A New Strategy to Take on ObamaCare
August 30, 2013
The question of how the GOP should handle ObamaCare has of late been dominated by those who want the party to strip funding from the law, then shut down the government unless President Obama agrees. The Defund Republicans aren't a large faction of the conservative movement, and their plan is deeply flawed. Their strength has been in exploiting the notable lack of alternate strategies for undercutting the unpopular health law, says Kimberley A. Strassel in the Wall Street Journal.
That's changing. A swelling coalition of conservative activists (card-carrying members of the "repeal ObamaCare" campaign) are lighting up the movement with a different approach. The plan aims to leverage public support, play on Democrat weaknesses, and, most notably, sidestep a shutdown fight that would damage the GOP even as it failed to kill the law. Meet the "Delay Coalition."
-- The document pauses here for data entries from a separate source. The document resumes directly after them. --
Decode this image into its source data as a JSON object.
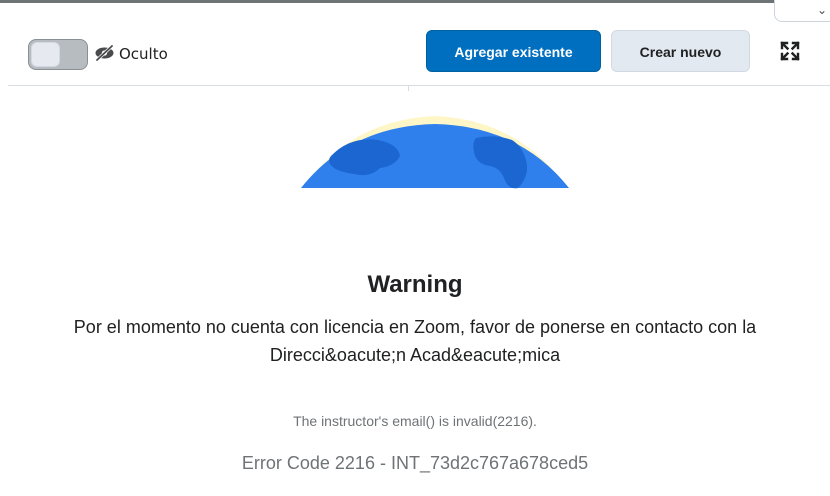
{
  "header": {
    "visibility_toggle": {
      "state": "off"
    },
    "visibility_label": "Oculto",
    "add_existing_label": "Agregar existente",
    "create_new_label": "Crear nuevo",
    "icons": {
      "visibility": "eye-off-icon",
      "fullscreen": "fullscreen-icon",
      "dropdown": "chevron-down-icon"
    }
  },
  "message": {
    "title": "Warning",
    "body": "Por el momento no cuenta con licencia en Zoom, favor de ponerse en contacto con la Direcci&oacute;n Acad&eacute;mica",
    "detail": "The instructor's email() is invalid(2216).",
    "error_code": "Error Code 2216 - INT_73d2c767a678ced5"
  },
  "colors": {
    "primary": "#006fbf",
    "secondary_bg": "#e3e9f1",
    "globe": "#2f80ed",
    "globe_dark": "#1c66d1",
    "glow": "#fff6c8",
    "muted_text": "#6e7376"
  }
}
- The rallying cry of the Defunders is that this moment is the GOP's "last chance" to put the brakes on ObamaCare. Yet by that very logic, the GOP strategy had better offer a chance at success. Shutdown doesn't.
- Obama and Senate Democrats will never agree to tank their signature achievement.
- The White House is salivating over the chance to pin a shutdown on Republicans, since honest polls show the public is opposed to shutting down government over ObamaCare.
- Even the Defund ringleaders admit (at least in private) that this fight isn't going to end with a defunded law.
The Delay strategy is at least aimed at an achievable goal. Its outlines are contained in a letter engineered by Heather Higgins, CEO of Independent Women's Voice.
- The letter was crafted with the aid of influential repeal activists and now has more than 40 signatures.
- The letter calls on congressional Republican leaders to use one of this fall's legislative fights to impose a one-year delay of ObamaCare's individual mandate, exchange subsidies and taxes.
The political calculus is that delay, unlike defund, pushes Democrats to do something that many are already inclined to do. The president himself has endorsed delay for key parts of the bill -- the employer mandate, out-of-pocket-caps, income verification requirements. Unions, the bedrock of the liberal base, are demanding wholesale changes in the law.